More specific, say there are 2 packets and four event, s1, r1 and s2, r2 denotes send/receive packet 1 and send/receive packet 2. When we send asynchronously (like s1, s2...r1,r2) and synchronously (s1...r1,s2...,r2), does it matter? Could total latency be shorten in the case of asynchronous send.
Upvotes: 0
Views: 149
Reputation: 490178
You basically have three choices:
A point to point message goes from one source to one destination.
A multicast message goes from the source, to the router, and from there gets distributed to the multiple recipients. There are some relatively intelligent switches (usually called "layer 2+" or something on that order) that can handle multicasting as well, but your average "garden variety" switch usually can't/won't handle it.
A broadcast goes from the source to everything else on the local subnet. There are a cople of ways this can be done. Probably the most common is to send to the address 255.255.255.255. Broadcasting is supported directly by Ethernet, which has a "broadcast" MAC address of FF:FF:FF:FF:FF:FF.
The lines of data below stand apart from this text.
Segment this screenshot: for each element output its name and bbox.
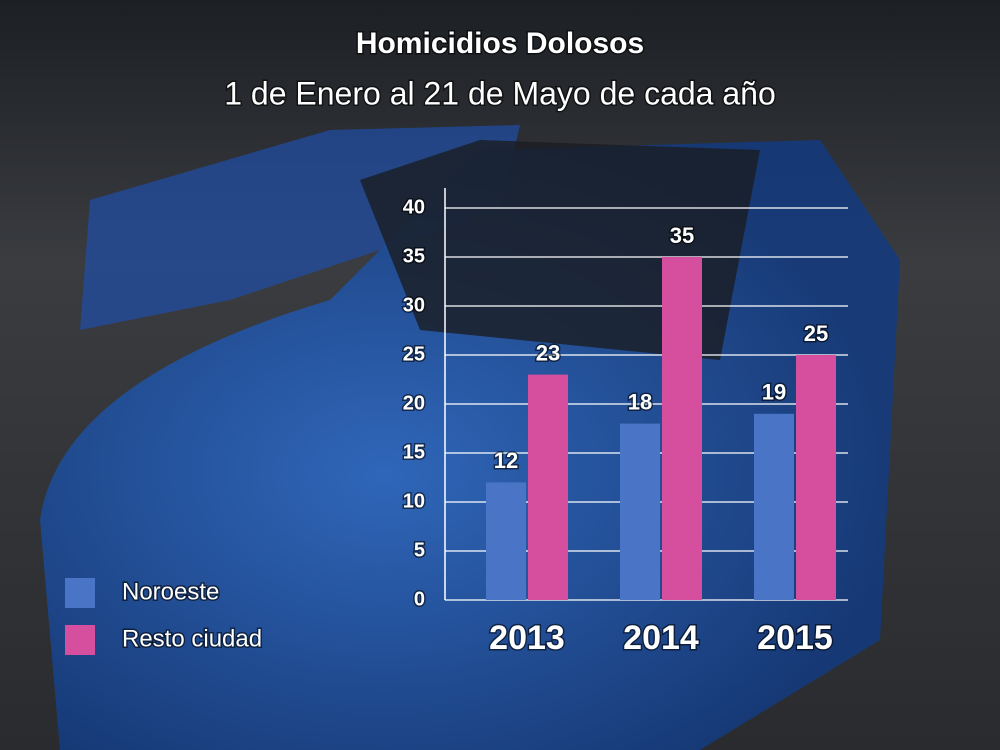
- legend-label: Resto ciudad: [122, 625, 262, 652]
- x-tick-label: 2013: [489, 619, 565, 657]
- chart-title: Homicidios Dolosos: [356, 27, 644, 60]
- y-tick-label: 0: [414, 588, 425, 610]
- legend-swatch: [65, 625, 95, 655]
- background-windshield: [360, 140, 760, 360]
- y-tick-label: 5: [414, 539, 425, 561]
- y-tick-label: 15: [403, 441, 425, 463]
- value-label: 12: [494, 448, 518, 473]
- bar: [796, 355, 836, 600]
- legend-swatch: [65, 578, 95, 608]
- y-tick-label: 35: [403, 245, 425, 267]
- value-label: 25: [804, 321, 828, 346]
- value-label: 23: [536, 340, 560, 365]
- value-label: 18: [628, 389, 652, 414]
- y-tick-label: 40: [403, 196, 425, 218]
- bar: [486, 482, 526, 600]
- y-tick-label: 25: [403, 343, 425, 365]
- x-tick-label: 2014: [623, 619, 699, 657]
- bar: [754, 413, 794, 600]
- bar: [620, 423, 660, 600]
- value-label: 35: [670, 223, 694, 248]
- bar: [528, 374, 568, 600]
- y-tick-label: 20: [403, 392, 425, 414]
- y-tick-label: 30: [403, 294, 425, 316]
- x-tick-label: 2015: [757, 619, 833, 657]
- chart-subtitle: 1 de Enero al 21 de Mayo de cada año: [224, 75, 776, 111]
- bar: [662, 257, 702, 600]
- legend-label: Noroeste: [122, 578, 219, 605]
- value-label: 19: [762, 380, 786, 405]
- y-tick-label: 10: [403, 490, 425, 512]
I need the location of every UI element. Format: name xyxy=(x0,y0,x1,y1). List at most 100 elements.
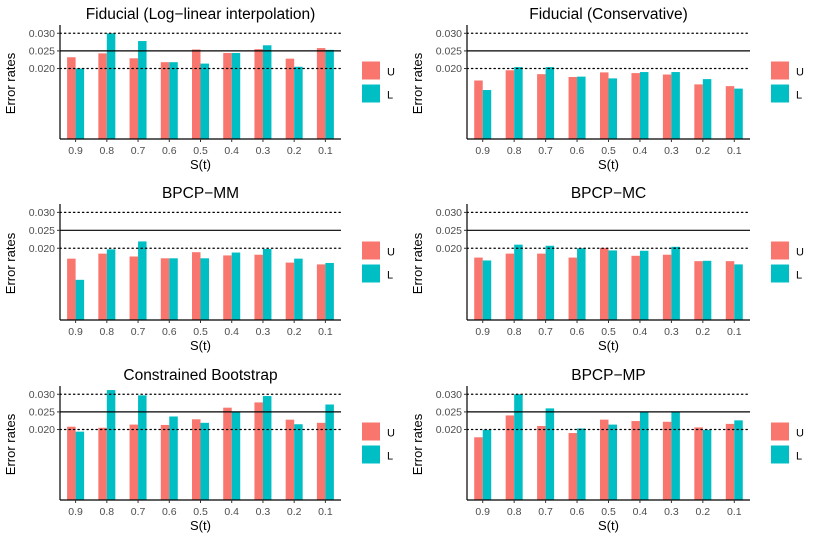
x-tick-label: 0.5 xyxy=(193,506,208,518)
bar-u xyxy=(129,256,139,320)
bar-l xyxy=(671,246,680,320)
x-tick-label: 0.2 xyxy=(287,326,302,338)
bar-u xyxy=(662,74,672,139)
x-tick-label: 0.5 xyxy=(193,326,208,338)
y-tick-label: 0.030 xyxy=(29,207,55,219)
y-tick-label: 0.030 xyxy=(436,207,462,219)
x-tick-label: 0.1 xyxy=(318,506,333,518)
bar-l xyxy=(325,404,334,500)
x-tick-label: 0.9 xyxy=(68,326,83,338)
bar-u xyxy=(725,86,735,139)
x-tick-label: 0.7 xyxy=(538,326,553,338)
x-axis-label: S(t) xyxy=(190,338,211,353)
bar-l xyxy=(734,420,743,500)
bar-l xyxy=(262,396,272,500)
bar-u xyxy=(600,72,609,139)
bar-l xyxy=(545,67,555,139)
bar-u xyxy=(160,424,170,500)
x-tick-label: 0.8 xyxy=(507,506,522,518)
bar-u xyxy=(223,407,232,500)
bar-u xyxy=(254,254,263,320)
bar-l xyxy=(639,412,649,500)
x-tick-label: 0.1 xyxy=(318,326,333,338)
y-tick-label: 0.030 xyxy=(29,389,55,401)
bar-l xyxy=(169,416,178,500)
chart-panel-1: Fiducial (Log−linear interpolation) Error… xyxy=(3,6,395,172)
x-tick-label: 0.3 xyxy=(256,145,271,157)
bar-u xyxy=(725,423,735,500)
x-tick-label: 0.9 xyxy=(475,145,490,157)
x-tick-label: 0.2 xyxy=(287,145,302,157)
y-tick-label: 0.020 xyxy=(436,63,462,75)
x-tick-label: 0.8 xyxy=(100,326,115,338)
bar-u xyxy=(192,49,201,139)
bar-l xyxy=(200,63,209,139)
bar-u xyxy=(160,258,170,320)
bar-l xyxy=(75,431,85,500)
bar-l xyxy=(231,252,241,320)
legend-label-l: L xyxy=(796,270,802,282)
y-tick-label: 0.030 xyxy=(436,389,462,401)
x-tick-label: 0.3 xyxy=(256,326,271,338)
bar-l xyxy=(482,429,492,500)
bar-u xyxy=(129,58,139,139)
bar-u xyxy=(285,419,295,500)
bar-l xyxy=(200,258,209,320)
bar-u xyxy=(537,253,546,320)
x-tick-label: 0.1 xyxy=(727,145,742,157)
y-tick-label: 0.020 xyxy=(436,424,462,436)
chart-title: BPCP−MC xyxy=(571,185,646,202)
y-tick-label: 0.025 xyxy=(29,45,55,57)
legend-label-u: U xyxy=(387,428,395,440)
bar-u xyxy=(316,422,326,500)
bar-u xyxy=(285,58,295,139)
bar-l xyxy=(294,258,303,320)
bar-l xyxy=(734,264,743,320)
bar-l xyxy=(702,260,712,320)
bar-l xyxy=(608,424,617,500)
bar-u xyxy=(160,62,170,139)
chart-panel-6: BPCP−MP Error rates 0.020 0.025 0.030 0.9 0.8 0… xyxy=(410,367,804,533)
bar-u xyxy=(254,402,263,500)
bar-l xyxy=(262,45,272,140)
y-axis-label: Error rates xyxy=(3,413,18,475)
x-tick-label: 0.8 xyxy=(100,506,115,518)
x-tick-label: 0.2 xyxy=(696,326,711,338)
bar-u xyxy=(98,427,107,500)
x-tick-label: 0.5 xyxy=(601,145,616,157)
x-tick-label: 0.6 xyxy=(162,326,177,338)
chart-panel-4: BPCP−MC Error rates 0.020 0.025 0.030 0.9 0.8 0… xyxy=(410,185,804,353)
x-tick-label: 0.8 xyxy=(507,145,522,157)
bar-u xyxy=(662,254,672,320)
legend-label-u: U xyxy=(387,247,395,259)
bar-u xyxy=(600,419,609,500)
bar-u xyxy=(694,427,703,500)
bar-l xyxy=(106,390,116,500)
bar-u xyxy=(505,415,515,500)
x-axis-label: S(t) xyxy=(598,518,619,533)
bar-l xyxy=(482,260,492,320)
x-tick-label: 0.7 xyxy=(131,506,146,518)
legend-label-l: L xyxy=(387,451,393,463)
bar-u xyxy=(67,258,76,320)
x-tick-label: 0.7 xyxy=(538,145,553,157)
bar-l xyxy=(325,49,334,139)
bar-l xyxy=(231,411,241,500)
bar-u xyxy=(600,247,609,320)
legend-key-l xyxy=(771,84,789,103)
chart-title: Fiducial (Log−linear interpolation) xyxy=(86,6,316,23)
bar-l xyxy=(200,422,209,500)
x-tick-label: 0.9 xyxy=(475,326,490,338)
bar-u xyxy=(568,257,578,320)
y-tick-label: 0.025 xyxy=(436,225,462,237)
legend-label-u: U xyxy=(796,247,804,259)
bar-l xyxy=(106,249,116,320)
bar-l xyxy=(75,68,85,139)
bar-l xyxy=(577,248,586,320)
chart-title: BPCP−MP xyxy=(571,367,646,384)
bar-u xyxy=(694,84,703,139)
x-tick-label: 0.9 xyxy=(68,145,83,157)
bar-l xyxy=(138,241,147,320)
bar-u xyxy=(98,53,107,139)
bar-u xyxy=(474,257,483,320)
Note that IPv6 no longer supports broadcasting, but does have an "all hosts" multicast group that's vaguely similar.
Upvotes: 1
Reputation: 43698
Yes, they can. A NIC just transmits the frames the driver tells it to, and does it as soon as it can. NICs don't care about destinations.
Higher layers (e.g: TCP) are responsible for retransmissions, and have their own buffering. NICs usually can have several frames ready to be sent, but they stay little time in the NIC, as soon as the medium is free, and the NIC has transmitted a frame without collisions, it can take another frame ready for transmission.